Есть произведения для людей, а есть… для «развития литературы». И «для развития литературы» они нужны, но их почти не читает народ. Не всегда так, но…

У нас давно распространилась нехорошая обывательская привычка. Точнее – отшлифовалась, как галька морская, позиция этакого умненького подленького в пескариной премудрости человечка.

«Быть выше этого!»

Как это так? Как «быть выше» того, что является нашей идеей, нашей кровной жизнью, существованием, самоуважением, наконец? Почему те, кто требует жалобные книги, возмущается, пишет в редакции, «наводит порядок», должны восприниматься безумцами, идиотами, людьми, якобы недостойными называться умными и нормальными? «Быть выше этого!» Предпочитать гражданской смелости и напористости шептанье у себя на кухне

или телефонные сплетни? Некоторые люди свое унижение возвели в царское достоинство. Но… Но как только кто-нибудь их обидит, как только их лишат чего‑либо законного (или незаконного), едва их откуда‑нибудь выпрут, на крыльях какого пламенного «гражданского» гнева они тогда взлетают, в какой бой бросаются, какими словами обвиняют равнодушных, с каким бешенством привлекают себе на помощь цитаты из правительственных документов! Лезут на стены с гранатой правды! И ради чего? Ради того, чтобы жить так же, как жили: тихо, коварно, с пескариной премудростью. Буря над их денежной карьерой прошла, и они снова, мягко, величаво улыбаясь, говорят правдивому своему товарищу: «Ну, надо быть выше этого…»

1980 год

О красоте родной речи. Если красоту речи не чувствовать, не иметь вкуса к ней, то как же читать классиков? Родной наш язык – язык старинный, тысячелетний, и чтобы почувствовать его нынешнюю красоту, особенности и… к сожалению, засоренность «мовизмами», надо знать, как говорили и писали наши предки. Вы смотрите на какую‑нибудь церквушку или ветхий амбарчик и любуетесь ими. Так же можно (и должно) любоваться великой речью предков. С умилением и многажды перечитываю я плач вдовы великого князя Дмитрия Донского – в передаче Епифания Премудрого:

На кого меня оставляешь? Солнце мое, – рано заходиши, месяц мой светлый, – скоро пошибаеши, звезда восточная, почто к западу грядеши? Царь мой милый, како прииму тя и како тя обойму или како ти послужу? Где, господине, честь и слава твоя, где господство твое? Господин всей земли Русской был еси – ныне же мертв лежиши, никем не владевши! Многы страны примирил еси и многы победы показал еси, ныне же смертью побежен еси. И изменися слава твоя, и зрак лица твоего превратися в истление. Жизнь моя, како намилуюся тебе, како повеселюся с тобою? Вместо драгоценной багряницы– худые и бедные ризы приемлеши, не мною расшитую одежду на себя одевавши, вместо царского венца худым сим платом главу покрывавши, вместо палаты красный гроб си приемлеши! Свете мой светлый, чему помрачился еси?.. На кого оставляешь меня и детей своих… Почто родилась и, родившись, прежде тебя како не умрох, дабы не видеть смерти твоей, а своей погибели! Не слыши ли, княже, бедных моих словес, не трогают ли мои горькие слезы.? Крепко еси, господине мой драгий, уснул, не могу разбудити тебя! С какой битвы пришел ты, истомился еси вельми? Звери земные на ложе свое идут, а птицы небесные к гнездам своим летят, ты же, господине, от своего дому не красно отходиши!

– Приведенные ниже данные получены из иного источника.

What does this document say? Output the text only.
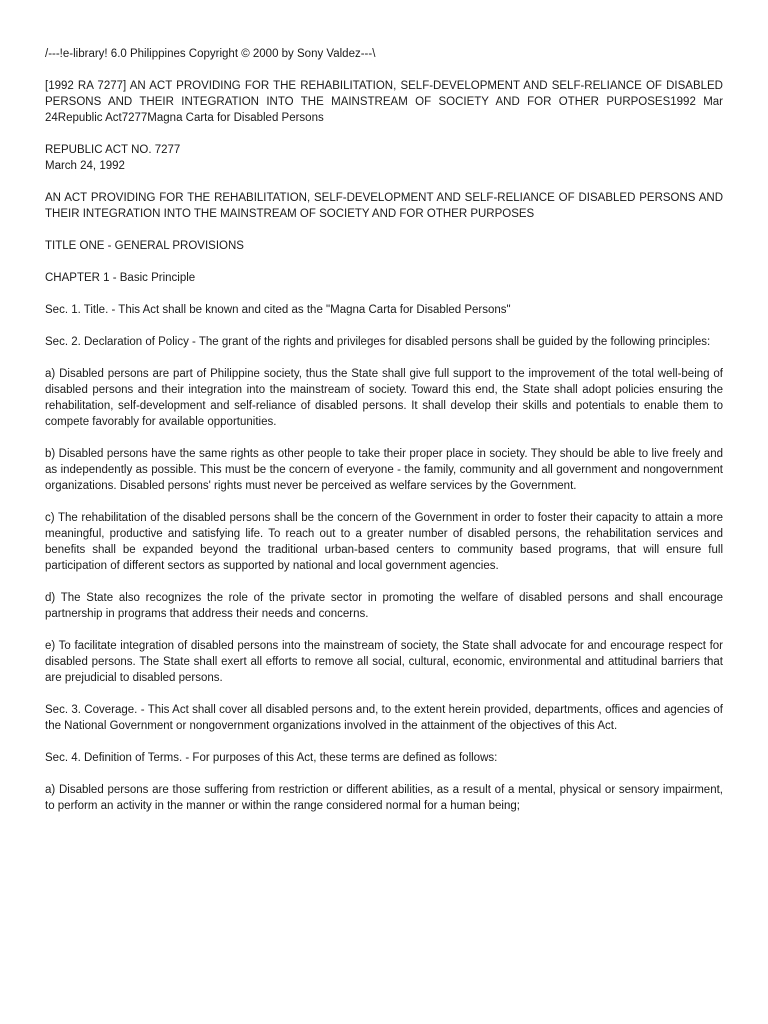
/---!e-library! 6.0 Philippines Copyright © 2000 by Sony Valdez---\

[1992 RA 7277] AN ACT PROVIDING FOR THE REHABILITATION, SELF-DEVELOPMENT AND SELF-RELIANCE OF DISABLED PERSONS AND THEIR INTEGRATION INTO THE MAINSTREAM OF SOCIETY AND FOR OTHER PURPOSES1992 Mar 24Republic Act7277Magna Carta for Disabled Persons

REPUBLIC ACT NO. 7277
March 24, 1992

AN ACT PROVIDING FOR THE REHABILITATION, SELF-DEVELOPMENT AND SELF-RELIANCE OF DISABLED PERSONS AND THEIR INTEGRATION INTO THE MAINSTREAM OF SOCIETY AND FOR OTHER PURPOSES

TITLE ONE - GENERAL PROVISIONS

CHAPTER 1 - Basic Principle

Sec. 1. Title. - This Act shall be known and cited as the "Magna Carta for Disabled Persons"

Sec. 2. Declaration of Policy - The grant of the rights and privileges for disabled persons shall be guided by the following principles:

a) Disabled persons are part of Philippine society, thus the State shall give full support to the improvement of the total well-being of disabled persons and their integration into the mainstream of society. Toward this end, the State shall adopt policies ensuring the rehabilitation, self-development and self-reliance of disabled persons. It shall develop their skills and potentials to enable them to compete favorably for available opportunities.

b) Disabled persons have the same rights as other people to take their proper place in society. They should be able to live freely and as independently as possible. This must be the concern of everyone - the family, community and all government and nongovernment organizations. Disabled persons' rights must never be perceived as welfare services by the Government.

c) The rehabilitation of the disabled persons shall be the concern of the Government in order to foster their capacity to attain a more meaningful, productive and satisfying life. To reach out to a greater number of disabled persons, the rehabilitation services and benefits shall be expanded beyond the traditional urban-based centers to community based programs, that will ensure full participation of different sectors as supported by national and local government agencies.

d) The State also recognizes the role of the private sector in promoting the welfare of disabled persons and shall encourage partnership in programs that address their needs and concerns.

e) To facilitate integration of disabled persons into the mainstream of society, the State shall advocate for and encourage respect for disabled persons. The State shall exert all efforts to remove all social, cultural, economic, environmental and attitudinal barriers that are prejudicial to disabled persons.

Sec. 3. Coverage. - This Act shall cover all disabled persons and, to the extent herein provided, departments, offices and agencies of the National Government or nongovernment organizations involved in the attainment of the objectives of this Act.

Sec. 4. Definition of Terms. - For purposes of this Act, these terms are defined as follows:

a) Disabled persons are those suffering from restriction or different abilities, as a result of a mental, physical or sensory impairment, to perform an activity in the manner or within the range considered normal for a human being;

Плач переведен на современный русский язык с сохранением некоторых древних оборотов, но и то и другое прелестно не только словами, а еще и интонацией, мелодией – душа говорит своим ангельским языком.

В том‑то и дело: нужно учиться еще и мелодии речи. Иногда мы слушаем кого‑то раскрыв рот и не понимаем, почему обычный рассказ так затравливает наше внимание. А секрет весь в интонации, в том, я бы сказал, обаянии интонации, которою владеет рассказчик. Что теперь почти начисто исчезло в общении? Любезность, мягкость, дружелюбие тона. Тон разговора! Мы кричим, бурчим, лаем, рвем слова на клочки. Спросите на улице, как пройти к реке Кубани. И каким же тоном вам расскажут? А я еще застал, когда объяснение превращалось в любезный разговор, человек сам получал удовольствие от мимолетной услуги другому. Язык неразрывно связан с нашей душой. Недаром же говорилось: язык – душа народа. Малограмотная речь бывает прекраснее ораторской бутафории профессоров. Видимо, дело не только в грамоте.

1982 год

Писать этот роман – страдать и ничего не выразить…[2]2
  Ненаписанные воспоминания (Наш маленький Париж).


[Закрыть]

25 марта вернулся из Москвы. Ничего не соображаю. Пробовал переписать встречу Федосьи в Елизаветинской с Бурсаком и Толстопятом – нет! Чувство мертво. Москва опустошила. Не дописав две – три главы последней части, приступаю к перепечатыванию начала романа. Это будет лишь второй черновик. Так хочется все сжать! Когда заранее знаешь, что вещь будет большая, поневоле вытягиваешь ее, расширяешь ячейки. Лучше настраиваться на что‑то маленькое, густое, тогда на одной странице уместишься с тем, что разбросал по многим главам.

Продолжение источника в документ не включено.